European Parliament President Martin Schulz said the European Union should revise its code of conduct after the furore caused by former European Commission President Jose Manuel Barroso taking a job with US bank Goldman Sachs, a German paper reported today.

"We should adapt the code of conduct to make it clearer what former EU Commission presidents and EU commissioners are permitted to do," Schulz told the German newspaper Die Welt in an interview.

Barroso's successor Jean-Claude Juncker on Sunday opened an unprecedented ethics investigation of Barroso and whether he had breached a requirement to act with integrity by taking the job with the US investment bank.

Goldman appointed Barroso as a non-executive chairman of its international arm in London two weeks after Britons voted for Brexit in June.
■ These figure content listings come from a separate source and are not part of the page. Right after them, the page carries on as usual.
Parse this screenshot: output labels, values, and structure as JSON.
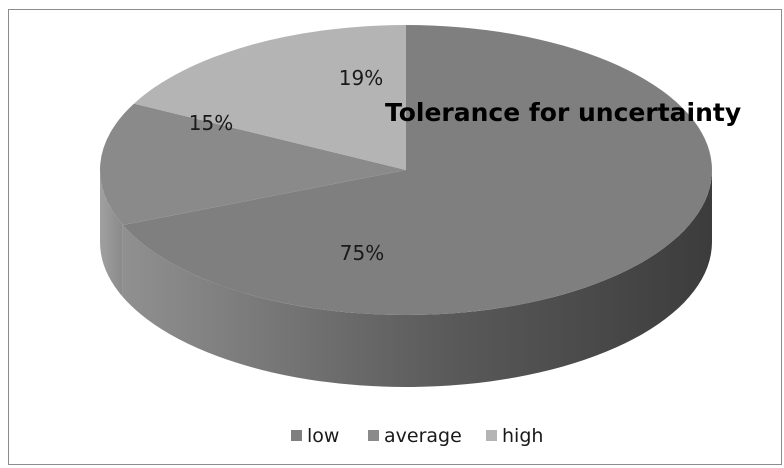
{
  "chart_data": {
    "type": "pie",
    "style": "3d",
    "title": "Tolerance for uncertainty",
    "legend_position": "bottom",
    "slices": [
      {
        "name": "low",
        "value": 75,
        "label": "75%",
        "color": "#7f7f7f"
      },
      {
        "name": "average",
        "value": 15,
        "label": "15%",
        "color": "#8a8a8a"
      },
      {
        "name": "high",
        "value": 19,
        "label": "19%",
        "color": "#b4b4b4"
      }
    ]
  }
}
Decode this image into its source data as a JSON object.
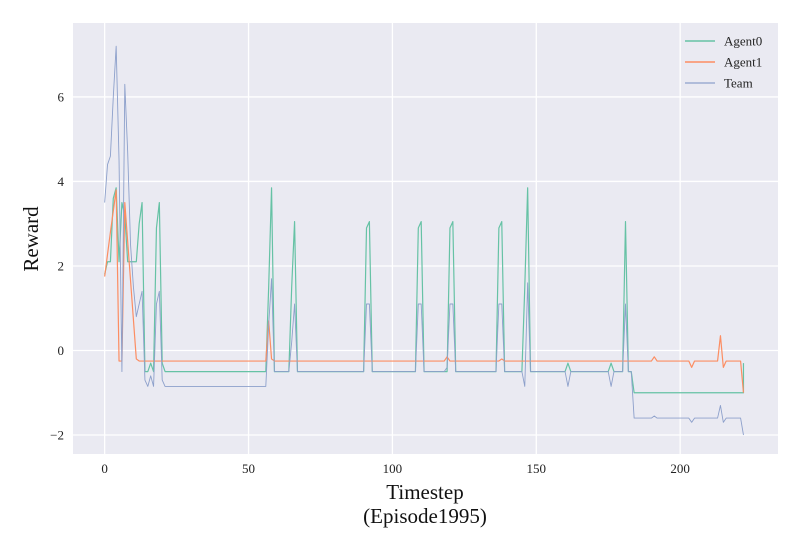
{
  "chart_data": {
    "type": "line",
    "title": "",
    "xlabel": "Timestep",
    "xlabel_sub": "(Episode1995)",
    "ylabel": "Reward",
    "xlim": [
      -11,
      234
    ],
    "ylim": [
      -2.45,
      7.75
    ],
    "xticks": [
      0,
      50,
      100,
      150,
      200
    ],
    "yticks": [
      -2,
      0,
      2,
      4,
      6
    ],
    "ytick_labels": [
      "−2",
      "0",
      "2",
      "4",
      "6"
    ],
    "grid": true,
    "legend_position": "top-right",
    "series": [
      {
        "name": "Agent0",
        "color": "#66c2a5",
        "width": 1.2,
        "points": [
          [
            0,
            1.8
          ],
          [
            1,
            2.1
          ],
          [
            2,
            2.1
          ],
          [
            3,
            3.6
          ],
          [
            4,
            3.85
          ],
          [
            5,
            2.1
          ],
          [
            6,
            3.5
          ],
          [
            7,
            3.2
          ],
          [
            8,
            2.1
          ],
          [
            9,
            2.1
          ],
          [
            10,
            2.1
          ],
          [
            11,
            2.1
          ],
          [
            12,
            3.0
          ],
          [
            13,
            3.5
          ],
          [
            14,
            -0.5
          ],
          [
            15,
            -0.5
          ],
          [
            16,
            -0.3
          ],
          [
            17,
            -0.5
          ],
          [
            18,
            2.9
          ],
          [
            19,
            3.5
          ],
          [
            20,
            -0.3
          ],
          [
            21,
            -0.5
          ],
          [
            55,
            -0.5
          ],
          [
            56,
            -0.5
          ],
          [
            57,
            1.5
          ],
          [
            58,
            3.85
          ],
          [
            59,
            -0.5
          ],
          [
            64,
            -0.5
          ],
          [
            65,
            1.5
          ],
          [
            66,
            3.05
          ],
          [
            67,
            -0.5
          ],
          [
            90,
            -0.5
          ],
          [
            91,
            2.9
          ],
          [
            92,
            3.05
          ],
          [
            93,
            -0.5
          ],
          [
            108,
            -0.5
          ],
          [
            109,
            2.9
          ],
          [
            110,
            3.05
          ],
          [
            111,
            -0.5
          ],
          [
            119,
            -0.5
          ],
          [
            120,
            2.9
          ],
          [
            121,
            3.05
          ],
          [
            122,
            -0.5
          ],
          [
            136,
            -0.5
          ],
          [
            137,
            2.9
          ],
          [
            138,
            3.05
          ],
          [
            139,
            -0.5
          ],
          [
            145,
            -0.5
          ],
          [
            146,
            1.5
          ],
          [
            147,
            3.85
          ],
          [
            148,
            -0.5
          ],
          [
            160,
            -0.5
          ],
          [
            161,
            -0.3
          ],
          [
            162,
            -0.5
          ],
          [
            175,
            -0.5
          ],
          [
            176,
            -0.3
          ],
          [
            177,
            -0.5
          ],
          [
            180,
            -0.5
          ],
          [
            181,
            3.05
          ],
          [
            182,
            -0.5
          ],
          [
            183,
            -0.5
          ],
          [
            184,
            -1.0
          ],
          [
            222,
            -1.0
          ],
          [
            222,
            -0.3
          ]
        ]
      },
      {
        "name": "Agent1",
        "color": "#fc8d62",
        "width": 1.2,
        "points": [
          [
            0,
            1.75
          ],
          [
            2,
            2.8
          ],
          [
            4,
            3.8
          ],
          [
            5,
            -0.25
          ],
          [
            6,
            -0.25
          ],
          [
            7,
            3.5
          ],
          [
            11,
            -0.2
          ],
          [
            12,
            -0.25
          ],
          [
            56,
            -0.25
          ],
          [
            57,
            0.7
          ],
          [
            58,
            -0.2
          ],
          [
            59,
            -0.25
          ],
          [
            118,
            -0.25
          ],
          [
            119,
            -0.15
          ],
          [
            120,
            -0.25
          ],
          [
            137,
            -0.25
          ],
          [
            138,
            -0.2
          ],
          [
            139,
            -0.25
          ],
          [
            190,
            -0.25
          ],
          [
            191,
            -0.15
          ],
          [
            192,
            -0.25
          ],
          [
            203,
            -0.25
          ],
          [
            204,
            -0.4
          ],
          [
            205,
            -0.25
          ],
          [
            213,
            -0.25
          ],
          [
            214,
            0.35
          ],
          [
            215,
            -0.4
          ],
          [
            216,
            -0.25
          ],
          [
            221,
            -0.25
          ],
          [
            222,
            -1.0
          ]
        ]
      },
      {
        "name": "Team",
        "color": "#8da0cb",
        "width": 0.9,
        "points": [
          [
            0,
            3.5
          ],
          [
            1,
            4.4
          ],
          [
            2,
            4.6
          ],
          [
            3,
            6.0
          ],
          [
            4,
            7.2
          ],
          [
            5,
            4.5
          ],
          [
            6,
            -0.5
          ],
          [
            7,
            6.3
          ],
          [
            8,
            4.7
          ],
          [
            9,
            2.5
          ],
          [
            10,
            1.5
          ],
          [
            11,
            0.8
          ],
          [
            12,
            1.1
          ],
          [
            13,
            1.4
          ],
          [
            14,
            -0.7
          ],
          [
            15,
            -0.85
          ],
          [
            16,
            -0.6
          ],
          [
            17,
            -0.85
          ],
          [
            18,
            1.1
          ],
          [
            19,
            1.4
          ],
          [
            20,
            -0.7
          ],
          [
            21,
            -0.85
          ],
          [
            56,
            -0.85
          ],
          [
            57,
            0.6
          ],
          [
            58,
            1.7
          ],
          [
            59,
            -0.5
          ],
          [
            64,
            -0.5
          ],
          [
            65,
            0.2
          ],
          [
            66,
            1.1
          ],
          [
            67,
            -0.5
          ],
          [
            90,
            -0.5
          ],
          [
            91,
            1.1
          ],
          [
            92,
            1.1
          ],
          [
            93,
            -0.5
          ],
          [
            108,
            -0.5
          ],
          [
            109,
            1.1
          ],
          [
            110,
            1.1
          ],
          [
            111,
            -0.5
          ],
          [
            118,
            -0.5
          ],
          [
            119,
            -0.4
          ],
          [
            120,
            1.1
          ],
          [
            121,
            1.1
          ],
          [
            122,
            -0.5
          ],
          [
            136,
            -0.5
          ],
          [
            137,
            1.1
          ],
          [
            138,
            1.1
          ],
          [
            139,
            -0.5
          ],
          [
            145,
            -0.5
          ],
          [
            146,
            -0.85
          ],
          [
            147,
            1.6
          ],
          [
            148,
            -0.5
          ],
          [
            160,
            -0.5
          ],
          [
            161,
            -0.85
          ],
          [
            162,
            -0.5
          ],
          [
            175,
            -0.5
          ],
          [
            176,
            -0.85
          ],
          [
            177,
            -0.5
          ],
          [
            180,
            -0.5
          ],
          [
            181,
            1.1
          ],
          [
            182,
            -0.5
          ],
          [
            183,
            -0.5
          ],
          [
            184,
            -1.6
          ],
          [
            190,
            -1.6
          ],
          [
            191,
            -1.55
          ],
          [
            192,
            -1.6
          ],
          [
            203,
            -1.6
          ],
          [
            204,
            -1.7
          ],
          [
            205,
            -1.6
          ],
          [
            213,
            -1.6
          ],
          [
            214,
            -1.3
          ],
          [
            215,
            -1.7
          ],
          [
            216,
            -1.6
          ],
          [
            221,
            -1.6
          ],
          [
            222,
            -2.0
          ]
        ]
      }
    ]
  }
}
Barroso said he would advise the bank on issues arising from the negotiations for Britain to leave the European Union.

An independent panel of senior former EU figures, including a judge and a member of parliament, will review the case, which the Commission has previously said did not appear to breach its code of conduct as Barroso had been retired for over 18 months.

The uproar over him joining an American institution held partly responsible by many Europeans for a financial crisis that nearly broke the euro, comes as the EU is battling in the wake of Britain's vote to leave the bloc in June to dispel public perceptions that it is a technocratic pawn of global capital.

Asked if the current EU ethics rules were too lax, Schulz told the paper, "They are not precise enough. It's normal when a former EU Commission president is looking for a job. No one has an issue if he writes books or teaches at a university. But it's strange that Barroso wants to advise the biggest investment bank on the Brexit issue."

Barroso has accused Juncker of "discriminatory" behaviour for opening the ethics probe and said the inquiry was "inconsistent" with the treatment of other former commissioners.